The way most firms sell to customers is incredibly outdated.
As artificial intelligence becomes increasingly embedded in business operations, it has the potential to fundamentally change the structures of firms, especially in the sales of products and services.
The transition from large, traditional salespeople to leaner teams of sales engineers and strategically placed sales specialists will have a significant impact on strategy, cost structure and operational efficiency.
Not your regular sales team
The emergence of salespeople – business development representatives, account executives, and managers – arose from the way software was created and sold. The repetitive nature of software and lack of physical inventory meant creating demand required specialized teams. This shifted capital from cost of goods sold to selling, general and administrative expenses, and revenue teams became one of the largest organizations in software firms.
However, firms can streamline their approach as AI automates repetitive sales tasks equivalent to customer outreach, prospecting and qualifying. Tools like 11x simplify reaching your audience, and LLM advancements like OpenAI‘s o1, make automatic qualification a reality.
Meanwhile, relationship building and implementation will proceed to require human interaction, especially for technical products that require sales professionals.
An increase in the number of forward-thinking sales engineers
Palantir Technologies exemplifies the future of sales based on the FDSE model, or FDSE for short – technical experts embedded in customer operations to facilitate integration and optimization of solutions in real time. FDSEs work with customers to deploy technology on-premises or via a virtual private cloud, ensuring AI systems understand workflows and challenges.
This model will spread to industries equivalent to healthcare, finance and energy, where the security of contextual data is critical.
Companies emulating this model in 2025 and beyond will hire technical experts to speed up product adoption, shorten sales cycles and create a continuous feedback loop. A hub-and-spoke approach may emerge, where managers coordinate FDSE in specific industries.
AI sales power
Sales teams of the future shall be leaner, and hybrid roles will mix BDR and AE responsibilities. AI will handle outreach and qualification assistance, allowing account managers to focus on building relationships. Operational efficiency will increase as precision targeting improves conversion rates, reducing customer acquisition costs and increasing profitability.
One of the biggest opportunities that AI will help forward-deployed engineers is in software development. As custom software pilots and agents turn out to be more entrenched in on a regular basis workflows, many startups might want to take a more tailored approach or face the prospect of a customer dropping out to build something themselves.
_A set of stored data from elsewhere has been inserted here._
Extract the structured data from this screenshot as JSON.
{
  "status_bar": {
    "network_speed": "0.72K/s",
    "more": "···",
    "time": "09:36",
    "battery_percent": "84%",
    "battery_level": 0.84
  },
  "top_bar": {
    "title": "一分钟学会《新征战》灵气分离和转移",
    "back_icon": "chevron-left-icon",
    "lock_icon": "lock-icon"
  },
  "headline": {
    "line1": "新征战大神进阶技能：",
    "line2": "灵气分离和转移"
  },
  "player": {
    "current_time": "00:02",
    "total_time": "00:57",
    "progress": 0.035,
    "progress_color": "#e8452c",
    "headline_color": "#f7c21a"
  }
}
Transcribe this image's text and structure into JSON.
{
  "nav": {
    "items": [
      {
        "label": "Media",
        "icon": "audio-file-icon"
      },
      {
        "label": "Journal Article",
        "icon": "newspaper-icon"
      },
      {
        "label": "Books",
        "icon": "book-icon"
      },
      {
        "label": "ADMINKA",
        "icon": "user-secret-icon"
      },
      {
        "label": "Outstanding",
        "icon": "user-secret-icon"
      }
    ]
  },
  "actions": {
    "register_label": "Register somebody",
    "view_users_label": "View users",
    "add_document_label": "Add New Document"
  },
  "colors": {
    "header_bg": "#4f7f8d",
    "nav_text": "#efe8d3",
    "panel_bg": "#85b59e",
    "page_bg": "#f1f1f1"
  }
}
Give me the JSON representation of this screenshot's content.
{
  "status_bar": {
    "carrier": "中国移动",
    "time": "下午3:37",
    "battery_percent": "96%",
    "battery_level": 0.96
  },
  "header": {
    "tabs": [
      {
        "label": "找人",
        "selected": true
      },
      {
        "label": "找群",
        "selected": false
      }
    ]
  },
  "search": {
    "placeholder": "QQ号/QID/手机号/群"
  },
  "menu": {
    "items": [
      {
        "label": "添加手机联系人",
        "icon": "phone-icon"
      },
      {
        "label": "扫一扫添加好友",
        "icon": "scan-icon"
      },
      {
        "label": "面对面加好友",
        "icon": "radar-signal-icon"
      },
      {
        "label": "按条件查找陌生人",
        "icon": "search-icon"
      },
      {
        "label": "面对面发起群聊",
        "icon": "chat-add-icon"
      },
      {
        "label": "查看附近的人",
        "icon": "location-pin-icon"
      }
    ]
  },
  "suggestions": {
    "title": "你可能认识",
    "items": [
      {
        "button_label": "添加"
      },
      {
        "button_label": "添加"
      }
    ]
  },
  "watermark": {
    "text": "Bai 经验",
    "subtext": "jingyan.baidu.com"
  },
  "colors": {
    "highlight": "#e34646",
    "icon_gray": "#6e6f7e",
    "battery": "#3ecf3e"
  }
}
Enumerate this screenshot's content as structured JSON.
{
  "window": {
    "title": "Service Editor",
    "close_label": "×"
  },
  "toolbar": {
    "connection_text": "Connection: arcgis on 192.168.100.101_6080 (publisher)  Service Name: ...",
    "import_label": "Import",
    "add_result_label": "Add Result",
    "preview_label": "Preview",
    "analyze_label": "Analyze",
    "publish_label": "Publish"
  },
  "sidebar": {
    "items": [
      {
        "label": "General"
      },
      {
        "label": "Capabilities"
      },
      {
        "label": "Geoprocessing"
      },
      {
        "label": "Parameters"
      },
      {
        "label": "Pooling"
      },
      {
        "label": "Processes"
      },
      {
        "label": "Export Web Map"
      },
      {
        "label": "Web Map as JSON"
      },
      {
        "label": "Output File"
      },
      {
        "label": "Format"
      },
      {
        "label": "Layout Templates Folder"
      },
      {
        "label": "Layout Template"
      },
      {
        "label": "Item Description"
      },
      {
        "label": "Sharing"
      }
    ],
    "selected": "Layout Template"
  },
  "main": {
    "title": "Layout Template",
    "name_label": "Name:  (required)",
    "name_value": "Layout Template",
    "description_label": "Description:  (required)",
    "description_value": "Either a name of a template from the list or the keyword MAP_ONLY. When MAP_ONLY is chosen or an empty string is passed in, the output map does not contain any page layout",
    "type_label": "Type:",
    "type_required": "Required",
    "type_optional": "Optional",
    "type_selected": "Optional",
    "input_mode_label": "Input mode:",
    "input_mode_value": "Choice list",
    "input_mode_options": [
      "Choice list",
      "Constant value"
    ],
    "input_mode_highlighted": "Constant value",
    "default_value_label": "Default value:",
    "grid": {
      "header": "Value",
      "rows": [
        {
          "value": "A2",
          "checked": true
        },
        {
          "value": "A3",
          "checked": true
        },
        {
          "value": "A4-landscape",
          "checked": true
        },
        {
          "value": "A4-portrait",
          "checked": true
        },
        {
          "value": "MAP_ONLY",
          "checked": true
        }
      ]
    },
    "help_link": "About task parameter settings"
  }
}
As the development pendulum swings toward custom solutions, startups must integrate with models that code or create agents that customers can easily customize based on their very own data. Custom software development for consumers was often avoided because customer hand-holding wouldn’t allow for scaling or the return on investment was low. However, as models turn out to be higher at coding, it would quickly turn out to be common for FDSEs to guide dozens of agents to create effective solutions for customers.
Challenges include acquiring the right data to enhance FDSE workflows and overcoming skepticism about interacting with AI. However, the potential for lower SG&A costs and scalable AI development offsets these obstacles.
The path lies ahead
In the next decade, sales teams will transform into strategic centers supported by automation and artificial intelligence. Forward-deployed sales engineers will bridge the gap between technology and buyers by delivering solutions tailored to customer needs. These structural changes will enable firms to fulfill growing demand and thrive in an AI-powered future.